In the ideal world CPU 0 would use Banks 1 + 2 and CPU 1 would use Banks 3 + 4.
These would be arranged so that the cores had the shortest possible distance to cover when sending and recalling data.
When the CPU's address their own optimized cores and ONLY their own optimized cores we see the most efficient level of throughput.
However memory channels get full up and start to overload as a project get busier and as soon as one maxes out, it'll start to load balance onto the least used bank. If that bank is attached to the same CPU, then the performance drop is minimal (if any), but if that data is then shifted to another bank completely then the outcome is that the latency time to recall may double or even triple due to the distance it has to cover when recalling it.
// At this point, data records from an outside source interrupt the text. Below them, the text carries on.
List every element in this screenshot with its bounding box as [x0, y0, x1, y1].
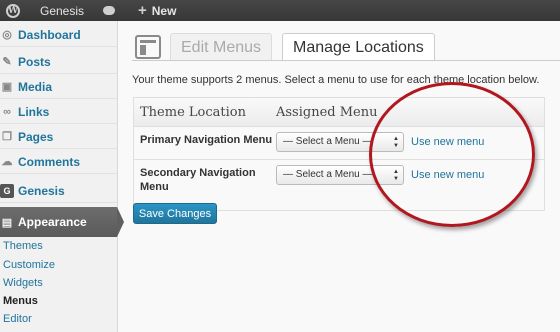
- tab-manage-locations[interactable]: Manage Locations: [282, 33, 435, 61]
- new-label: New: [151, 3, 177, 18]
- sidebar-item-pages[interactable]: ❐ Pages: [0, 125, 117, 149]
- table-row: Primary Navigation Menu — Select a Menu …: [134, 127, 544, 160]
- sidebar-item-posts[interactable]: ✎ Posts: [0, 50, 117, 74]
- appearance-icon: ▤: [1, 216, 13, 229]
- submenu-item-themes[interactable]: Themes: [3, 240, 43, 252]
- menu-locations-table: Theme Location Assigned Menu Primary Nav…: [133, 97, 545, 211]
- select-value: — Select a Menu —: [283, 136, 373, 147]
- location-label-secondary: Secondary Navigation Menu: [140, 167, 256, 193]
- select-arrows-icon: ▲ ▼: [393, 136, 399, 149]
- pages-icon: ❐: [2, 131, 12, 143]
- posts-icon: ✎: [2, 56, 12, 68]
- wordpress-logo-icon[interactable]: W: [2, 0, 24, 21]
- header-theme-location: Theme Location: [140, 105, 246, 120]
- select-arrows-icon: ▲ ▼: [393, 169, 399, 182]
- select-value: — Select a Menu —: [283, 169, 373, 180]
- use-new-menu-link-primary[interactable]: Use new menu: [411, 136, 484, 148]
- submenu-item-widgets[interactable]: Widgets: [3, 277, 43, 289]
- tab-edit-menus[interactable]: Edit Menus: [170, 33, 273, 61]
- sidebar-item-label: Media: [18, 79, 53, 94]
- use-new-menu-link-secondary[interactable]: Use new menu: [411, 169, 484, 181]
- comments-bubble-icon[interactable]: [103, 0, 115, 21]
- plus-icon: +: [138, 1, 147, 19]
- submenu-item-customize[interactable]: Customize: [3, 259, 55, 271]
- sidebar-item-links[interactable]: ∞ Links: [0, 100, 117, 124]
- submenu-item-editor[interactable]: Editor: [3, 313, 32, 325]
- sidebar-item-label: Pages: [18, 129, 54, 144]
- genesis-icon: G: [0, 183, 14, 198]
- sidebar-item-dashboard[interactable]: ◎ Dashboard: [0, 23, 117, 47]
- site-name-link[interactable]: Genesis: [40, 0, 84, 21]
- submenu-item-menus[interactable]: Menus: [3, 295, 38, 307]
- sidebar-item-genesis[interactable]: G Genesis: [0, 179, 117, 203]
- location-label-primary: Primary Navigation Menu: [140, 134, 273, 146]
- sidebar-item-label: Appearance: [18, 215, 87, 229]
- save-changes-button[interactable]: Save Changes: [133, 203, 217, 224]
- primary-menu-select[interactable]: — Select a Menu — ▲ ▼: [276, 132, 404, 152]
- sidebar-item-comments[interactable]: ☁ Comments: [0, 150, 117, 174]
- dashboard-icon: ◎: [2, 29, 12, 41]
- sidebar-item-label: Comments: [18, 154, 81, 169]
- secondary-menu-select[interactable]: — Select a Menu — ▲ ▼: [276, 165, 404, 185]
- sidebar-item-label: Genesis: [18, 183, 65, 198]
- intro-text: Your theme supports 2 menus. Select a me…: [132, 74, 540, 86]
- media-icon: ▣: [1, 81, 13, 93]
- admin-sidebar: ◎ Dashboard ✎ Posts ▣ Media ∞ Links ❐ Pa…: [0, 21, 124, 332]
- main-content: Edit Menus Manage Locations Your theme s…: [118, 21, 560, 332]
- sidebar-item-appearance[interactable]: ▤ Appearance: [0, 207, 117, 237]
- sidebar-item-label: Posts: [18, 54, 51, 69]
- menus-screen-icon: [135, 35, 161, 59]
- new-content-button[interactable]: + New: [138, 0, 176, 21]
- sidebar-item-label: Dashboard: [18, 27, 81, 42]
- links-icon: ∞: [3, 105, 11, 118]
- tabs-divider: [132, 60, 560, 61]
- header-assigned-menu: Assigned Menu: [276, 105, 378, 120]
- comments-icon: ☁: [1, 156, 13, 168]
- admin-bar: W Genesis + New: [0, 0, 560, 21]
- sidebar-item-label: Links: [18, 104, 50, 119]
- sidebar-item-media[interactable]: ▣ Media: [0, 75, 117, 99]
Ultimately this is fraction of a microsecond, but if that happens 1000's of times a microsecond (which it does) then the cores that have already actioned have to wait for the lagged data to catch up or it has to dispose of it. One of those equals overhead loss where the other equals audio drop outs.
This isn't the sequencer, this is the OS and a problem that all platforms have been trying to optimize for, for years. It's not such a big deal when it comes servers and databases with no need for real time handling, but for audio where buffers have strict time limits on how quickly they process the data it can be a little more problematic.